I stood there for a minute watching them and thought about my own kids and their evenings — dinner together (usually), but rarely an opportunity afterward for unstructured, chaotic fun. Someone always has work to do, or homework, or sports to go to, or maybe just wants to veg out and watch a favorite show by themselves. And I noticed, without quite meaning to, that what those kids at the back of the cafeteria had — the spontaneous community of it, the chaos, the freedom to just find each other across the boundaries of their families — was something my own children don’t often get.

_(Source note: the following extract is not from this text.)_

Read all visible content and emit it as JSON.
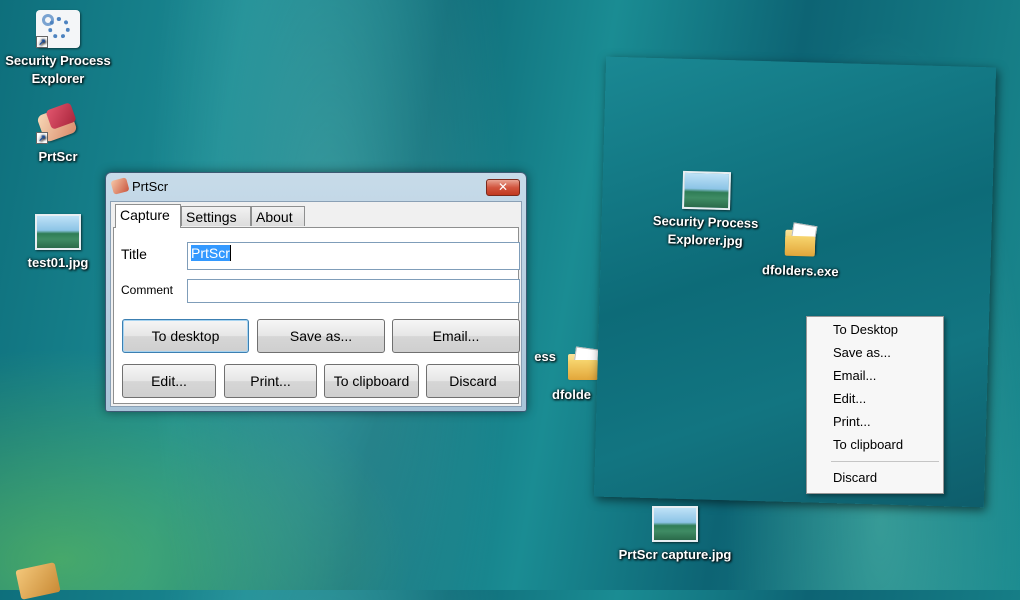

I’m not suggesting those kids at Mary’s Place have anything better. They are navigating circumstances that no child should have to navigate, and nothing about that is romantic. But Mary’s Place is delivering something real: a moment of genuine joy, every night, for children who have very few stable things to hold onto right now. An organization that can do that — in the middle of everything else it’s managing — has earned a level of trust that goes beyond what any financial analysis can confer.
Which is why this donation will be fully unrestricted. Earlier in the year we directed a gift specifically toward their prevention work. We believed in it then and still do. But having seen the judgment these people exercise — in the kids club, in the shelter, in how they think about their clients — we’re comfortable letting them decide where this money does the most good.
Looking back, this year has had a financial element and a volunteer element. I could have done it focused only on the financial — making donations and analyzing their impact. But I would never have built the trust I did in these organizations because I would never have seen how they actually work.
The scenes you witness as a volunteer — the ones that stick with you — aren't available in any annual report.
I’m grateful for the time I’ve been able to spend in this world. I came in as an analyst. I’m leaving as something more akin to a fan.